© Reuters. FILE PHOTO: U.S. Army Bradley Cavalry Fighting Vehicle leaves ship during operation Atlantic Resolve rotation in Riga port, Latvia, October 16, 2019. REUTERS/Ints Kalnins
By Mike Stone and Steve Holland
WASHINGTON (Reuters) -A new U.S. weapons package for Ukraine will include about 50 Bradley Fighting Vehicles, two U.S. officials said on Thursday, with one of the officials saying the package will be worth roughly $2.8 billion.
On Wednesday, President Joe Biden said that sending the Bradleys, a U.S. Army staple, to Ukraine was being considered to help fight Russia’s invasion. Russia’s ambassador accused the United States of plotting a “dangerous course.”
The latest security package for Ukraine is expected to be unveiled on Friday, the officials said.
Of the roughly $2.8 billion package, around $800 million of the funds came from Foreign Military Financing to help Ukraine procure weapons, one official said. The balance of the funds came from Presidential Drawdown Authority (PDA) for Ukraine, which allows the United States to transfer defense articles like Humvees, trucks and munitions from stocks quickly without congressional approval in response to an emergency.
The armored vehicle with a powerful gun, which is manufactured by BAE Systems (OTC:) Plc, has been used as a staple by the U.S. Army to carry troops around battlefields since the mid-1980s.
The Army has thousands of Bradleys, which could give the Ukrainians more firepower on the battlefield. Biden’s move, however, is short of sending Abrams tanks to Ukraine, which the Ukrainians have been requesting.
Late last month, Ukrainian President Volodymyr Zelenskiy told the U.S. Congress that the tens of billions of dollars of aid it had approved to help Ukraine combat the Russian invasion was not charity, but an investment in global security.
The United States has sent about $21.3 billion in security assistance to Kyiv as Europe’s biggest land conflict since 1945 grinds on, killing tens of thousands.
The size of Friday’s security aid package was not immediately clear. The White House declined to comment.
Russia’s ambassador in Washington said the Bradleys “decision” showed Moscow’s U.S. interlocutors “have not even tried to listen to our numerous calls to take into account possible consequences of such a dangerous course by Washington.”
Ambassador Anatoly Antonov, in comments published in Russian and English on the Facebook (NASDAQ:) page of the Russian embassy, said there could be no more talk of weapons transfers being of a defensive nature.
The administration’s actions, he said in remarks framed as responses to media questions, “indicate a lack of any desire for a political settlement.”

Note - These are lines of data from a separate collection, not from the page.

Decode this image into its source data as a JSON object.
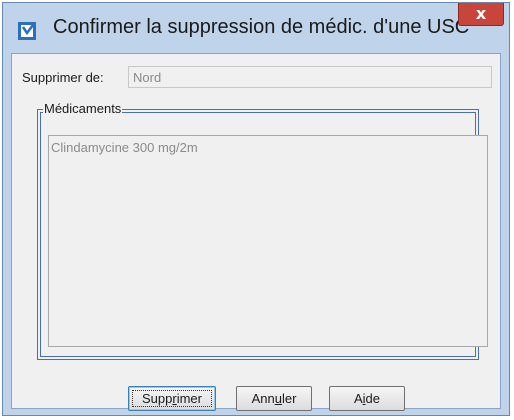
{
  "window": {
    "title": "Confirmer la suppression de médic. d'une USC",
    "close_glyph": "x"
  },
  "form": {
    "from_label": "Supprimer de:",
    "from_value": "Nord"
  },
  "medications": {
    "legend": "Médicaments",
    "items": [
      "Clindamycine 300 mg/2m"
    ]
  },
  "buttons": {
    "delete": {
      "pre": "Supp",
      "mnemonic": "r",
      "post": "imer"
    },
    "cancel": {
      "pre": "Ann",
      "mnemonic": "u",
      "post": "ler"
    },
    "help": {
      "pre": "A",
      "mnemonic": "i",
      "post": "de"
    }
  },
  "icons": {
    "app": "checkbox-app-icon",
    "close": "close-icon"
  },
  "colors": {
    "window_frame": "#bfd4ea",
    "close_button": "#c7453a",
    "groupbox_border": "#4a6fb0"
  }
}
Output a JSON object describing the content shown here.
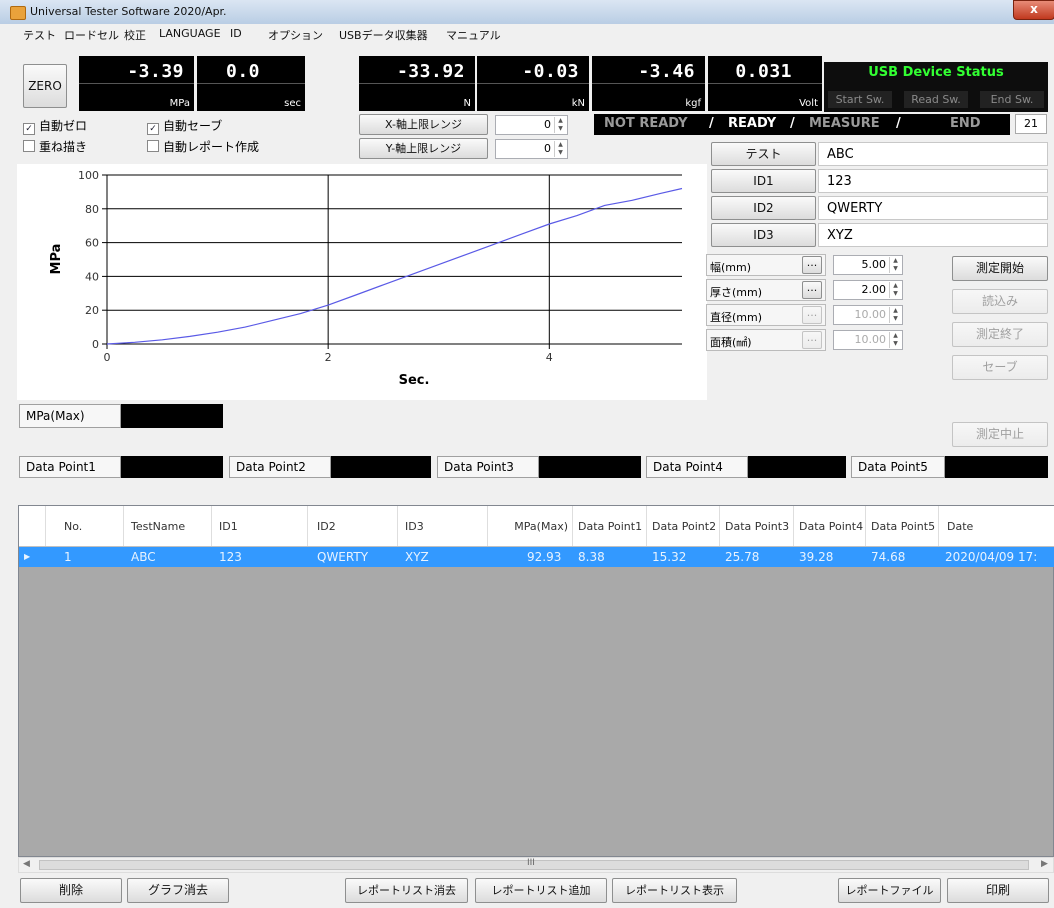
{
  "window": {
    "title": "Universal Tester Software  2020/Apr.",
    "close_label": "x"
  },
  "menu": [
    "テスト",
    "ロードセル",
    "校正",
    "LANGUAGE",
    "ID",
    "オプション",
    "USBデータ収集器",
    "マニュアル"
  ],
  "zero_label": "ZERO",
  "readouts": [
    {
      "value": "-3.39",
      "unit": "MPa"
    },
    {
      "value": "0.0",
      "unit": "sec"
    },
    {
      "value": "-33.92",
      "unit": "N"
    },
    {
      "value": "-0.03",
      "unit": "kN"
    },
    {
      "value": "-3.46",
      "unit": "kgf"
    },
    {
      "value": "0.031",
      "unit": "Volt"
    }
  ],
  "usb": {
    "title": "USB Device Status",
    "start": "Start Sw.",
    "read": "Read Sw.",
    "end": "End Sw."
  },
  "options": {
    "auto_zero": "自動ゼロ",
    "auto_save": "自動セーブ",
    "overlay": "重ね描き",
    "auto_report": "自動レポート作成"
  },
  "range": {
    "x_label": "X-軸上限レンジ",
    "x_value": "0",
    "y_label": "Y-軸上限レンジ",
    "y_value": "0"
  },
  "status": {
    "not_ready": "NOT READY",
    "ready": "READY",
    "measure": "MEASURE",
    "end": "END",
    "slash": "/",
    "count": "21"
  },
  "id_panel": [
    {
      "label": "テスト",
      "value": "ABC"
    },
    {
      "label": "ID1",
      "value": "123"
    },
    {
      "label": "ID2",
      "value": "QWERTY"
    },
    {
      "label": "ID3",
      "value": "XYZ"
    }
  ],
  "dims": [
    {
      "label": "幅(mm)",
      "value": "5.00",
      "enabled": true
    },
    {
      "label": "厚さ(mm)",
      "value": "2.00",
      "enabled": true
    },
    {
      "label": "直径(mm)",
      "value": "10.00",
      "enabled": false
    },
    {
      "label": "面積(㎟)",
      "value": "10.00",
      "enabled": false
    }
  ],
  "dim_button": "...",
  "actions": {
    "start": "測定開始",
    "load": "読込み",
    "finish": "測定終了",
    "save": "セーブ",
    "abort": "測定中止"
  },
  "chart_data": {
    "type": "line",
    "xlabel": "Sec.",
    "ylabel": "MPa",
    "xlim": [
      0,
      5.2
    ],
    "ylim": [
      0,
      100
    ],
    "xticks": [
      "0",
      "2",
      "4"
    ],
    "yticks": [
      "0",
      "20",
      "40",
      "60",
      "80",
      "100"
    ],
    "grid": true,
    "series": [
      {
        "color": "#5a5ae6",
        "x": [
          0,
          0.25,
          0.5,
          0.75,
          1.0,
          1.25,
          1.5,
          1.75,
          2.0,
          2.25,
          2.5,
          2.75,
          3.0,
          3.25,
          3.5,
          3.75,
          4.0,
          4.25,
          4.5,
          4.75,
          5.0,
          5.2
        ],
        "y": [
          0,
          1,
          2.5,
          4.5,
          7,
          10,
          14,
          18,
          23,
          29,
          35,
          41,
          47,
          53,
          59,
          65,
          71,
          76,
          82,
          85,
          89,
          92
        ]
      }
    ]
  },
  "max_label": "MPa(Max)",
  "data_points": [
    "Data Point1",
    "Data Point2",
    "Data Point3",
    "Data Point4",
    "Data Point5"
  ],
  "table": {
    "columns": [
      "No.",
      "TestName",
      "ID1",
      "ID2",
      "ID3",
      "MPa(Max)",
      "Data Point1",
      "Data Point2",
      "Data Point3",
      "Data Point4",
      "Data Point5",
      "Date"
    ],
    "rows": [
      [
        "1",
        "ABC",
        "123",
        "QWERTY",
        "XYZ",
        "92.93",
        "8.38",
        "15.32",
        "25.78",
        "39.28",
        "74.68",
        "2020/04/09 17:"
      ]
    ]
  },
  "scroll_mark": "III",
  "bottom_buttons": [
    "削除",
    "グラフ消去",
    "レポートリスト消去",
    "レポートリスト追加",
    "レポートリスト表示",
    "レポートファイル",
    "印刷"
  ]
}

The United States has increasingly sent more capable weapons to Ukraine. As the war progressed and Ukraine’s needs changed, more complex weapons systems, including High Mobility Artillery Rocket Systems (HIMARS) and National Advanced Surface-to-Air Missile Systems (NASAMS), were shipped to Kyiv.
Most recently, the United States pledged to send a Patriot missile system to repel Russian missile and drone attacks. Training and other logistics still need to be worked out.
The Army is working to retire its Bradley fleet, and is working with industry to build a replacement as it seeks to modernize.